Bread wheat is one of three pillars on which the global food supply rests. Despite the exceptional importance of wheat, a high-quality draft reference sequence of the wheat genome is not available due primarily to its hybrid origin (polyploidy) and the enormous size of its genome. To assist the international bread wheat genome sequencing effort, a high quality draft of the genome of Aegilops tauschii, one of the three progenitors of bread wheat, will be produced.
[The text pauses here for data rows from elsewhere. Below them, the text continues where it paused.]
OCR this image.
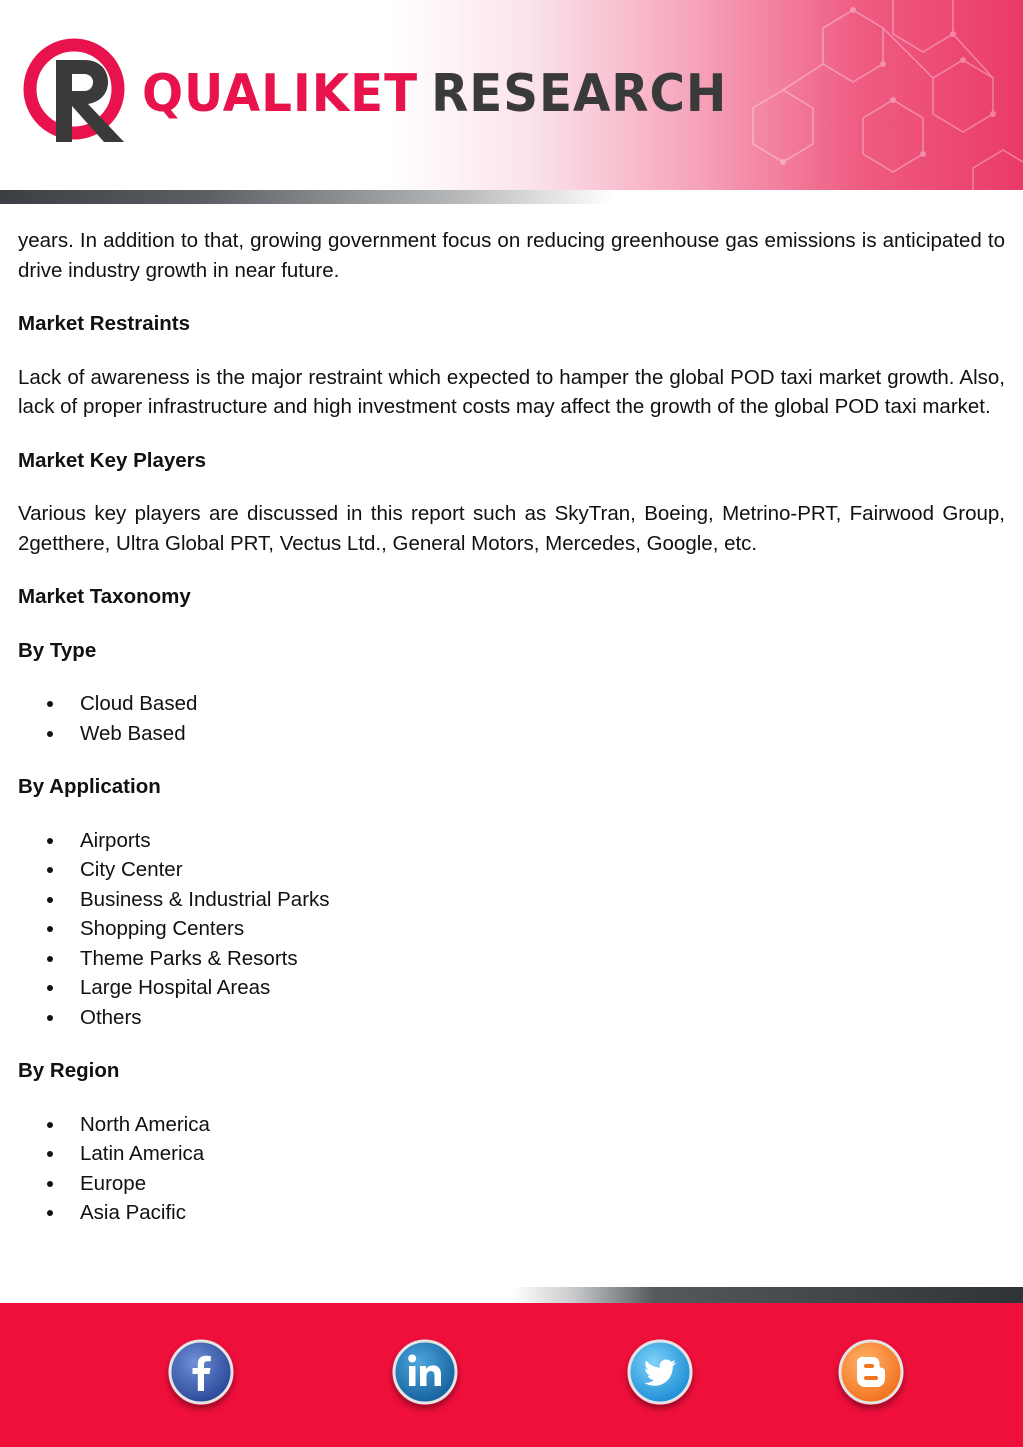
QUALIKET RESEARCH

years. In addition to that, growing government focus on reducing greenhouse gas emissions is anticipated to drive industry growth in near future.

Market Restraints

Lack of awareness is the major restraint which expected to hamper the global POD taxi market growth. Also, lack of proper infrastructure and high investment costs may affect the growth of the global POD taxi market.

Market Key Players

Various key players are discussed in this report such as SkyTran, Boeing, Metrino-PRT, Fairwood Group, 2getthere, Ultra Global PRT, Vectus Ltd., General Motors, Mercedes, Google, etc.

Market Taxonomy

By Type

Cloud Based
Web Based

By Application

Airports
City Center
Business & Industrial Parks
Shopping Centers
Theme Parks & Resorts
Large Hospital Areas
Others

By Region

North America
Latin America
Europe
Asia Pacific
The large size and great complexity of the Ae. tauschii genome necessitate adopting the ordered-clone sequencing strategy for generating a high-quality genome sequence draft. This strategy will involve the sequencing of about 50,000 bacterial artificial chromosome (BAC) clones harboring large fragments of Ae. tauschii DNA that have been ordered to represent the contiguous sequence of nucleotides in Ae. tauschii chromosomal DNA. Pools of BAC clones will be sequenced with a next generation DNA sequencing platform and assembled into long contiguous sequences. The correctness of the assembled sequences will be validated with a novel optical nanotechnique. Genes and transposable elements in the assembled sequences will be annotated. In this way, the sequence, location, and orientation of all genes and transposable elements in the Ae. tauschii genome will be determined.

The most immediate impact of the Ae. tauschii genome sequence produced by this project will be in predicting the location of genes in wheat and its relatives, facilitating thus gene discovery and manipulation in these species with the goal of incorporating these genes into wheat by traditional breeding methods or biotechnology. The Ae. tauschii genome sequence will serve as a reference in analyses of genomic changes that have taken place in the wheat genome since the origin of wheat, providing significant and fundamental contributions to the understanding of grass genome structure and evolution and accelerating progress in genome sequencing of wheat and its relatives. Association of the more than 36,000 genes predicted within the draft genome sequence with biological functions will be a daunting task. For this reason, the project will engage the large research community interested in analyzing genes of Ae. tauschiii in community-based manual gene annotation and graphical compilation of the results in the project database. To maximize the awareness about the project resources among the wheat breeders and other stakeholders, regular presentations/workshops of these resources will be made at professional meetings attended by wheat breeders. The project will also provide excellent interdisciplinary training for students and postdocs in plant genomics, bioinformatics, DNA sequencing and sequence assembly, validation, and analysis. Validated sequences of BAC contigs and sequences parsed to individual BAC clones will be deposited on a monthly basis to the project website. All sequences will be deposited at the long-term NCBI repository and incorporated into the Gramene, GrainGenes, and MIPS comparative databases. Individual BAC clones or their groups from nine libraries of Ae. tauschiii accession AL8/78 are publicly available.